Pattern 3: Returning Errors to the Model

When a tool fails after exhausting retries, you have two options: throw an exception and abort the agent run, or return the error to the model as a tool result and let it decide what to do.

In most cases, returning the error to the model is the better choice. The model may be able to:

Try a different approach to get the information it needed
Inform the user that a specific capability is unavailable
Complete the task with reduced functionality

async function runAgentLoop(messages: Message[]): Promise<string> {
  while (true) {
    const response = await openai.chat.completions.create({
      model: 'gpt-4o',
      messages,
      tools: registry.getToolDefinitions(),
    })
 
    const message = response.choices[0].message
 
    if (message.finish_reason === 'stop') {
      return message.content ?? ''
    }
 
    if (message.finish_reason === 'tool_calls' && message.tool_calls) {
      messages.push(message) // add assistant message with tool_calls
 
      for (const toolCall of message.tool_calls) {
        const result = await registry.execute(
          toolCall.function.name,
          JSON.parse(toolCall.function.arguments)
        )
 
        // Return both successes and failures to the model
        messages.push({
          role: 'tool',
          tool_call_id: toolCall.id,
          content: result.success
            ? JSON.stringify(result.output)
            : `Error: ${result.error}. ${result.exhaustedRetries ? 'All retries exhausted.' : ''}`,
        })
      }
    }
  }
}

The model receives the error message as a tool result and can reason about it.

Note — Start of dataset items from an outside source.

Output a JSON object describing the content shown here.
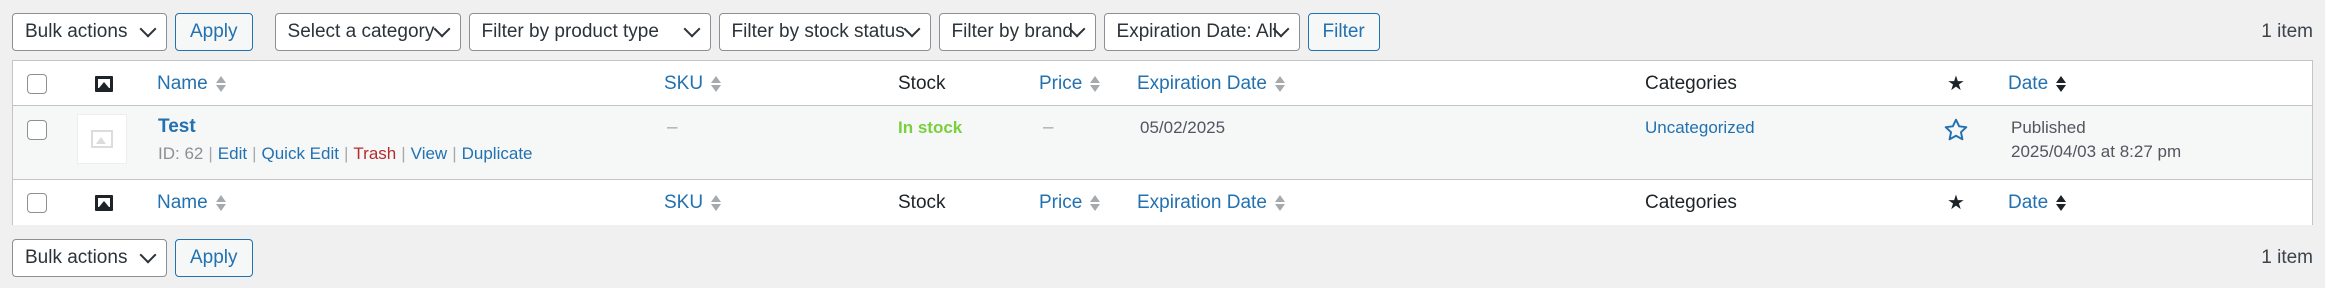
{
  "nav_top": {
    "bulk_actions": "Bulk actions",
    "apply": "Apply",
    "filters": {
      "category": "Select a category",
      "product_type": "Filter by product type",
      "stock_status": "Filter by stock status",
      "brand": "Filter by brand",
      "expiration": "Expiration Date: All"
    },
    "filter_button": "Filter",
    "items_count": "1 item"
  },
  "columns": {
    "name": "Name",
    "sku": "SKU",
    "stock": "Stock",
    "price": "Price",
    "expiration_date": "Expiration Date",
    "categories": "Categories",
    "date": "Date"
  },
  "rows": [
    {
      "name": "Test",
      "id_label": "ID: 62",
      "actions": {
        "edit": "Edit",
        "quick_edit": "Quick Edit",
        "trash": "Trash",
        "view": "View",
        "duplicate": "Duplicate"
      },
      "sku": "–",
      "stock": "In stock",
      "price": "–",
      "expiration_date": "05/02/2025",
      "category": "Uncategorized",
      "status": "Published",
      "date": "2025/04/03 at 8:27 pm"
    }
  ],
  "nav_bottom": {
    "bulk_actions": "Bulk actions",
    "apply": "Apply",
    "items_count": "1 item"
  },
  "colors": {
    "link": "#2271b1",
    "in_stock": "#7ad03a",
    "trash": "#b32d2e",
    "background": "#f0f0f1"
  }
}
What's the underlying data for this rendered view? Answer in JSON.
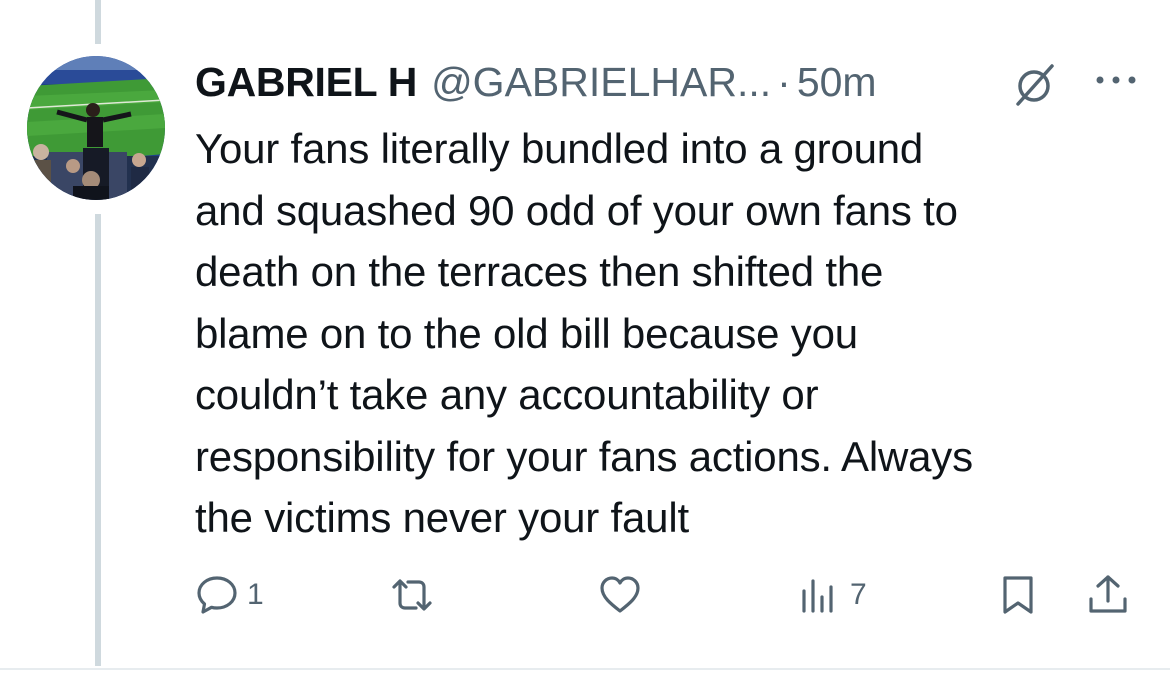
{
  "tweet": {
    "display_name": "GABRIEL H",
    "handle": "@GABRIELHAR...",
    "separator": "·",
    "time": "50m",
    "text": "Your fans literally bundled into a ground\nand squashed 90 odd of your own fans to\ndeath on the terraces then shifted the\nblame on to the old bill because you\ncouldn’t take any accountability or\nresponsibility for your fans actions. Always\nthe victims never your fault"
  },
  "actions": {
    "reply_count": "1",
    "views_count": "7"
  },
  "icons": {
    "avatar": "avatar-stadium-photo",
    "grok": "grok-icon",
    "more": "more-icon",
    "reply": "reply-icon",
    "retweet": "retweet-icon",
    "like": "heart-icon",
    "views": "views-chart-icon",
    "bookmark": "bookmark-icon",
    "share": "share-icon"
  },
  "colors": {
    "text_primary": "#0f1419",
    "text_secondary": "#536471",
    "thread_line": "#cfd9de"
  }
}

Often it will adapt gracefully much more gracefully than a thrown exception would allow.

Pattern 4: Parallel Tool Execution

When the model requests multiple tool calls in a single response (which GPT-4 and Claude both do), execute them in parallel rather than sequentially. Sequential execution of parallel-safe tool calls is a common performance bottleneck.

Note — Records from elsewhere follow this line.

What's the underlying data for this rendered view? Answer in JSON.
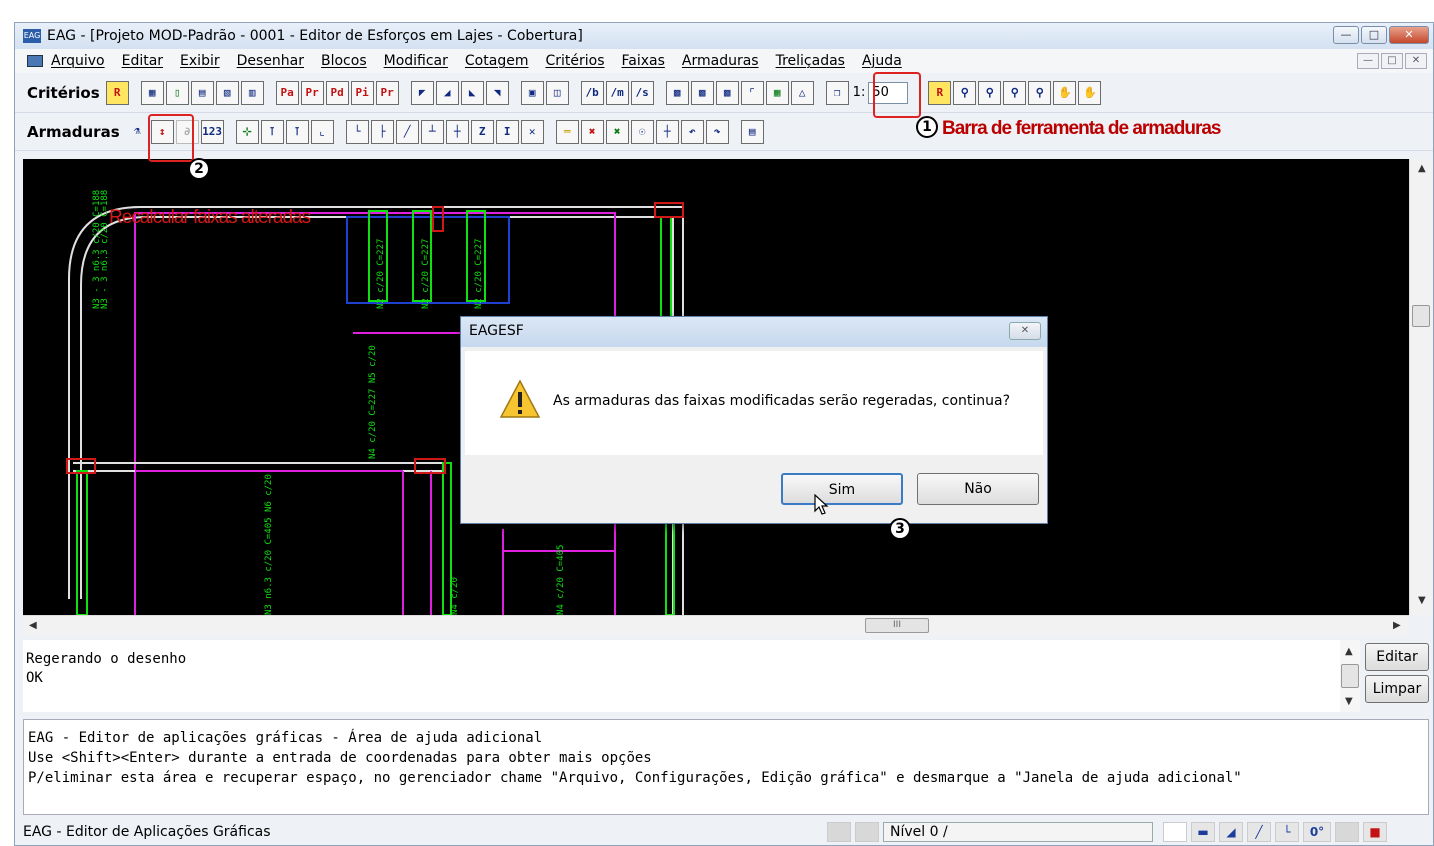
{
  "window": {
    "title": "EAG - [Projeto MOD-Padrão - 0001 - Editor de Esforços em Lajes - Cobertura]",
    "icon_label": "EAG"
  },
  "menubar": {
    "items": [
      "Arquivo",
      "Editar",
      "Exibir",
      "Desenhar",
      "Blocos",
      "Modificar",
      "Cotagem",
      "Critérios",
      "Faixas",
      "Armaduras",
      "Treliçadas",
      "Ajuda"
    ]
  },
  "toolbar1": {
    "label": "Critérios",
    "buttons": [
      "R",
      "Pa",
      "Pr",
      "Pd",
      "Pi",
      "Pr",
      "/b",
      "/m",
      "/s",
      "R"
    ],
    "scale_prefix": "1:",
    "scale_value": "50"
  },
  "toolbar2": {
    "label": "Armaduras",
    "buttons": [
      "123"
    ]
  },
  "annotations": {
    "callout1": "Barra de ferramenta de armaduras",
    "callout2": "Recalcular faixas alteradas",
    "num1": "1",
    "num2": "2",
    "num3": "3"
  },
  "dialog": {
    "title": "EAGESF",
    "message": "As armaduras das faixas modificadas serão regeradas, continua?",
    "yes": "Sim",
    "no": "Não"
  },
  "command": {
    "text": "Regerando o desenho\nOK",
    "edit_button": "Editar",
    "clear_button": "Limpar"
  },
  "help": {
    "text": "EAG - Editor de aplicações gráficas - Área de ajuda adicional\nUse <Shift><Enter> durante a entrada de coordenadas para obter mais opções\nP/eliminar esta área e recuperar espaço, no gerenciador chame \"Arquivo, Configurações, Edição gráfica\" e desmarque a \"Janela de ajuda adicional\""
  },
  "status": {
    "left": "EAG - Editor de Aplicações Gráficas",
    "level": "Nível 0 /",
    "angle": "0°"
  },
  "scroll": {
    "h_thumb": "III"
  },
  "colors": {
    "magenta": "#e020e0",
    "green": "#10e010",
    "white": "#e0e0e0",
    "red": "#d01818",
    "blue": "#2040d0"
  }
}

if (message.tool_calls && message.tool_calls.length > 0) {
  messages.push(message)
 
  // Execute all tool calls in parallel
  const toolResults = await Promise.allSettled(
    message.tool_calls.map(async toolCall => ({
      toolCallId: toolCall.id,
      result: await registry.execute(
        toolCall.function.name,
        JSON.parse(toolCall.function.arguments)
      ),
    }))
  )
 
  // Add all results to messages
  for (const settled of toolResults) {
    if (settled.status === 'fulfilled') {
      const { toolCallId, result } = settled.value
      messages.push({
        role: 'tool',
        tool_call_id: toolCallId,
        content: result.success
          ? JSON.stringify(result.output)
          : `Error: ${result.error}`,
      })
    }
  }
}

Three tool calls that each take 500ms take 500ms total in parallel, not 1500ms sequentially.

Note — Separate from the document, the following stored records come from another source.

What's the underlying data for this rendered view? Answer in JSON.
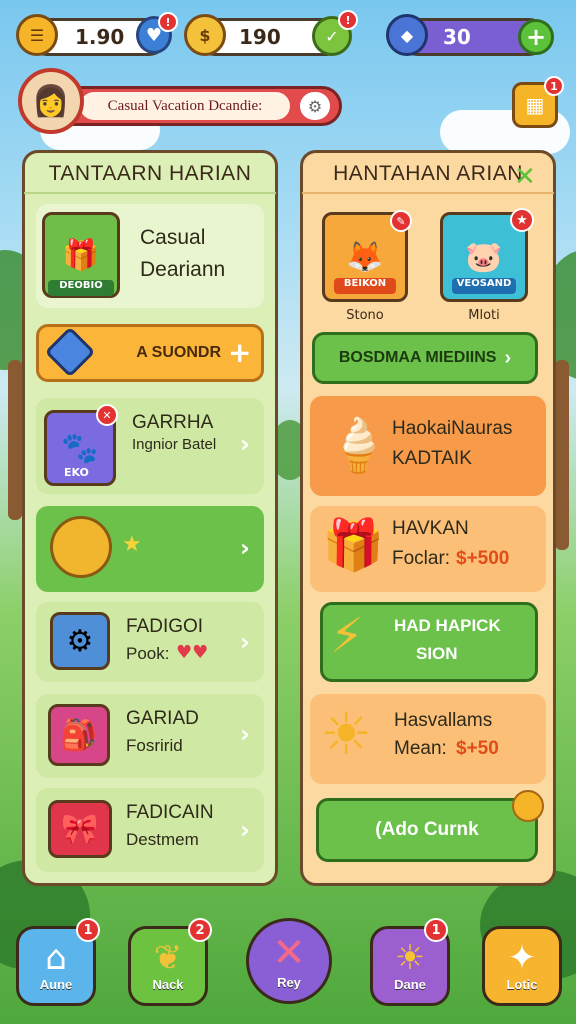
{
  "topbar": {
    "currency1_value": "1.90",
    "currency2_value": "190",
    "currency3_value": "30",
    "currency1_badge": "!",
    "currency2_badge": "!"
  },
  "banner": {
    "text": "Casual Vacation Dcandie:",
    "calendar_badge": "1"
  },
  "left_panel": {
    "title": "TANTAARN HARIAN",
    "featured": {
      "title": "Casual",
      "subtitle": "Deariann",
      "tag": "DEOBIO"
    },
    "action_button": "A SUONDR",
    "items": [
      {
        "title": "GARRHA",
        "subtitle": "Ingnior Batel",
        "tag": "EKO"
      },
      {
        "title": "",
        "subtitle": ""
      },
      {
        "title": "FADIGOI",
        "subtitle": "Pook:"
      },
      {
        "title": "GARIAD",
        "subtitle": "Fosririd"
      },
      {
        "title": "FADICAIN",
        "subtitle": "Destmem"
      }
    ]
  },
  "right_panel": {
    "title": "HANTAHAN ARIAN",
    "cards": [
      {
        "tag": "BEIKON",
        "caption": "Stono"
      },
      {
        "tag": "VEOSAND",
        "caption": "Mloti"
      }
    ],
    "green_button": "BOSDMAA MIEDIINS",
    "items": [
      {
        "title": "HaokaiNauras",
        "subtitle": "KADTAIK"
      },
      {
        "title": "HAVKAN",
        "subtitle": "Foclar:",
        "price": "$+500"
      },
      {
        "title": "HAD HAPICK",
        "subtitle": "SION"
      },
      {
        "title": "Hasvallams",
        "subtitle": "Mean:",
        "price": "$+50"
      }
    ],
    "bottom_button": "(Ado Curnk"
  },
  "nav": [
    {
      "label": "Aune",
      "badge": "1",
      "icon": "home-icon",
      "color": "#5bb4ea"
    },
    {
      "label": "Nack",
      "badge": "2",
      "icon": "leaf-icon",
      "color": "#6dc33f"
    },
    {
      "label": "Rey",
      "badge": "",
      "icon": "close-icon",
      "color": "#8a5fd6"
    },
    {
      "label": "Dane",
      "badge": "1",
      "icon": "sun-icon",
      "color": "#9b5fd0"
    },
    {
      "label": "Lotic",
      "badge": "",
      "icon": "puzzle-icon",
      "color": "#f7b42e"
    }
  ],
  "colors": {
    "left_panel_bg": "#dcefb6",
    "right_panel_bg": "#fcd9a1",
    "accent_orange": "#fbb63a",
    "accent_green": "#63c23f"
  }
}
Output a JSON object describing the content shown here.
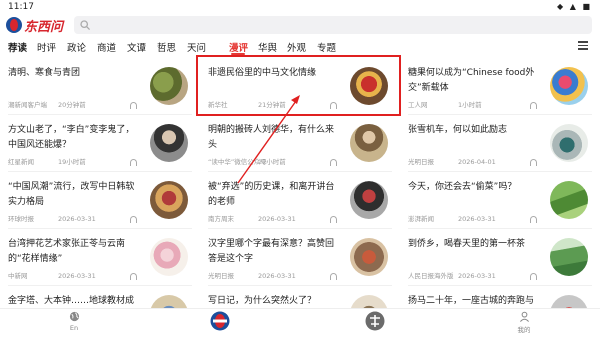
{
  "status_bar": {
    "time": "11:17",
    "icons": "◆ ▲ ■"
  },
  "app": {
    "logo_text": "东西问",
    "search_placeholder": ""
  },
  "channels": [
    {
      "label": "荐读",
      "style": "bold"
    },
    {
      "label": "时评",
      "style": "normal"
    },
    {
      "label": "政论",
      "style": "normal"
    },
    {
      "label": "商道",
      "style": "normal"
    },
    {
      "label": "文谭",
      "style": "normal"
    },
    {
      "label": "哲思",
      "style": "normal"
    },
    {
      "label": "天问",
      "style": "normal"
    },
    {
      "label": "漫评",
      "style": "active"
    },
    {
      "label": "华舆",
      "style": "normal"
    },
    {
      "label": "外观",
      "style": "normal"
    },
    {
      "label": "专题",
      "style": "normal"
    }
  ],
  "articles": [
    {
      "title": "清明、寒食与青团",
      "source": "潮新闻客户端",
      "date": "20分钟前",
      "thumb": "food"
    },
    {
      "title": "非遗民俗里的中马文化情缘",
      "source": "新华社",
      "date": "21分钟前",
      "thumb": "lion"
    },
    {
      "title": "糖果何以成为“Chinese food外交”新载体",
      "source": "工人网",
      "date": "1小时前",
      "thumb": "candy"
    },
    {
      "title": "方文山老了，“李白”变李鬼了，中国风还能爆？",
      "source": "红星新闻",
      "date": "19小时前",
      "thumb": "singer"
    },
    {
      "title": "明朝的搬砖人刘德华，有什么来头",
      "source": "“读中华”微信公众号",
      "date": "22小时前",
      "thumb": "actor"
    },
    {
      "title": "张雪机车，何以如此励志",
      "source": "光明日报",
      "date": "2026-04-01",
      "thumb": "moto"
    },
    {
      "title": "“中国风潮”流行，改写中日韩软实力格局",
      "source": "环球时报",
      "date": "2026-03-31",
      "thumb": "crowd"
    },
    {
      "title": "被“弃选”的历史课，和离开讲台的老师",
      "source": "南方周末",
      "date": "2026-03-31",
      "thumb": "teacher"
    },
    {
      "title": "今天，你还会去“偷菜”吗？",
      "source": "澎湃新闻",
      "date": "2026-03-31",
      "thumb": "farm"
    },
    {
      "title": "台湾押花艺术家张正苓与云南的“花样情缘”",
      "source": "中新网",
      "date": "2026-03-31",
      "thumb": "flower"
    },
    {
      "title": "汉字里哪个字最有深意？高赞回答是这个字",
      "source": "光明日报",
      "date": "2026-03-31",
      "thumb": "char"
    },
    {
      "title": "到侨乡，喝春天里的第一杯茶",
      "source": "人民日报海外版",
      "date": "2026-03-31",
      "thumb": "tea"
    },
    {
      "title": "金字塔、大本钟……地球教材成",
      "source": "",
      "date": "",
      "thumb": "world"
    },
    {
      "title": "写日记，为什么突然火了？",
      "source": "",
      "date": "",
      "thumb": "diary"
    },
    {
      "title": "扬马二十年，一座古城的奔跑与",
      "source": "",
      "date": "",
      "thumb": "run"
    }
  ],
  "tabs": [
    {
      "label": "En",
      "icon": "globe-icon"
    },
    {
      "label": "",
      "icon": "home-logo-icon"
    },
    {
      "label": "",
      "icon": "ai-assistant-icon"
    },
    {
      "label": "我的",
      "icon": "profile-icon"
    }
  ],
  "colors": {
    "accent": "#e53935",
    "brand_red": "#d7262e",
    "brand_blue": "#1c4f9c",
    "annotation": "#e02020"
  }
}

Pattern 5: Tool Output Size Limits

Tool outputs that are too large for the context window will silently corrupt your agent's context or cause API errors. Implement output truncation at the tool registry level.

function truncateToolOutput(output: string, maxChars = 8000): string {
  if (output.length <= maxChars) return output
 
  const truncated = output.slice(0, maxChars)
  return `${truncated}\n\n[OUTPUT TRUNCATED: ${output.length - maxChars} characters omitted. Request more specific data to avoid truncation.]`
}

The truncation message tells the model what happened and gives it a hint about how to get better results. Don't truncate silently.

The Complete Tool Execution Flow

LLM returns tool_calls
  ↓
For each tool call:
  → Validate tool exists in registry
  → Validate arguments against schema
  → Execute with timeout and retry
  → Truncate output if needed
  → Return success or descriptive error
  ↓
All tool results added to messages
  ↓
LLM continues with full tool context

Every step in this flow either produces a useful result or produces a descriptive error that the model can reason about. There are no silent failures, no crashes, no hung processes.

Tool calling reliability is unglamorous work. There's no demo-worthy feature here just agents that keep working when external systems misbehave. But that's what production means: systems that hold up when things go wrong, not just when they go right.